È un racconto tutto sommato importante, se non altro perché non rimane sospeso nell’area superficiale dei prodotti di intrattenimento, ma costringe alla riflessione, fino al punto di rivelare un involontario progetto conoscitivo. Viene però a mancare la proposta almeno parzialmente risolutiva, almeno come presa di posizione non freddamente individualistica. Credo allora si possa dire questo: si tratta di un tipo di narrativa a motivazione istintuale e spontanea, anche se stilisticamente ben controllata e autoconsapevole. In effetti si tratta di istintività di natura morale o addirittura moralistica, che inconsapevolmente parte da un azzeramento del mondo e della sua storia, nella convinzione che sia possibile garantirsi l’ingenuità e la pulizia di una specie di originarietà mitica e irriflessa. Va riconosciuto che un atteggiamento del genere, o meglio una tale visione della vita, esiste anche in altri settori; ad esempio in tutto il mondo del “noglobalismo” e anche nel più comprensibile universo del rock.
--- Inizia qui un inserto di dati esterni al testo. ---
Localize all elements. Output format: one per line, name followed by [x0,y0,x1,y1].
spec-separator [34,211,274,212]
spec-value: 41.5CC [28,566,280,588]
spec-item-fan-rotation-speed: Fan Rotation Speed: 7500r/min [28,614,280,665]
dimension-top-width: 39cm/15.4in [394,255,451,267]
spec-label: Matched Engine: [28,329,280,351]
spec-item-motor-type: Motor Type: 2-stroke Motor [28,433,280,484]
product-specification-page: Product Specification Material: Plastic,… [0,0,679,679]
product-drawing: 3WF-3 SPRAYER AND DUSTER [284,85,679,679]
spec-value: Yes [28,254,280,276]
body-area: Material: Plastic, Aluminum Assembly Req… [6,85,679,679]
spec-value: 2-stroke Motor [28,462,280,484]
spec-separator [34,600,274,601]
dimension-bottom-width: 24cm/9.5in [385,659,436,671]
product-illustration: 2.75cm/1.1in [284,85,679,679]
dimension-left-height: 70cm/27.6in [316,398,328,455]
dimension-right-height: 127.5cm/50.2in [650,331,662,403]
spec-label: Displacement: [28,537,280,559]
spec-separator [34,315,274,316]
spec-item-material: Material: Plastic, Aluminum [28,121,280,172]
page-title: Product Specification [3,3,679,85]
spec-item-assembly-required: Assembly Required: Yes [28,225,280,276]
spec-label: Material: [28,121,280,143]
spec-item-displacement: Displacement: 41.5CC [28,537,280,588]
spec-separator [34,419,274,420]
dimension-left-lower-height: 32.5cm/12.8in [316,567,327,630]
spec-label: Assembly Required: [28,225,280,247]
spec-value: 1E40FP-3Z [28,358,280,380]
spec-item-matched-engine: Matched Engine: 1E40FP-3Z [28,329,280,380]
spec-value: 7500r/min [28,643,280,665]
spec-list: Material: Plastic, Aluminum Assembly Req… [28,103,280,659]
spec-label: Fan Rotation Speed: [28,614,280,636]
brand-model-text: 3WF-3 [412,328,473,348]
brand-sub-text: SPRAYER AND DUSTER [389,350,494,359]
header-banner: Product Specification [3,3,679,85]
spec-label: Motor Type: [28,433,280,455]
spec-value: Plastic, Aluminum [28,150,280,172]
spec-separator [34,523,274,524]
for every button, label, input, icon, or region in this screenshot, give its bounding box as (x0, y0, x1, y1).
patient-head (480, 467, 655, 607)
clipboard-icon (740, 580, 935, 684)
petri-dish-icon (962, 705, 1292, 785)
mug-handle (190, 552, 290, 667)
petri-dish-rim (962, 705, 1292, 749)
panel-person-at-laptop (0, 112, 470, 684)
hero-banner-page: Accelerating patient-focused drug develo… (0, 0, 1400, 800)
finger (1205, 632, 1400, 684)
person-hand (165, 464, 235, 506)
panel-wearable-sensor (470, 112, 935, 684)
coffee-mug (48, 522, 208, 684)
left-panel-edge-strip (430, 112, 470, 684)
A me piace, a tale proposito, soffermarmi su certi gesti dei giovani che sono diventati veri e propri fatti di costume. Per esempio, le braccia alzate e fatte oscillare da destra a sinistra, o viceversa, proprio durante l’ascolto dei concerti pop. Non si tratta di movimenti accompagnatori dei ritmi musicali, bensì di un gesto spontaneamente liberatorio diventato subito collettivo, quindi di “appartenenza” ad una comunità che vi si riconosce senza incertezze. Nel racconto della Turco non si individua alcun elemento esterno che avalli l’accostamento culturale qui proposto; c’è invece nel contenuto narrativo, nel messaggio complessivo, in quel “rifiuto del mondo” che si conclude in una specie di autogiustificazione fredda e precisa, che può anche apparire ingenuamente infantile, ma si trasforma in un gesto culturale di grande rilievo: «Con Udine ho chiuso. Devo cominciare a vivere senza Cola, senza passato. Non so se resterò per sempre a Bologna, ma so che a Udine non ritornerò. Forse in brughiera troverò il mio Heathcliff. So solo che andrò ovunque mi porteranno le mie spugnette rosse danzanti.»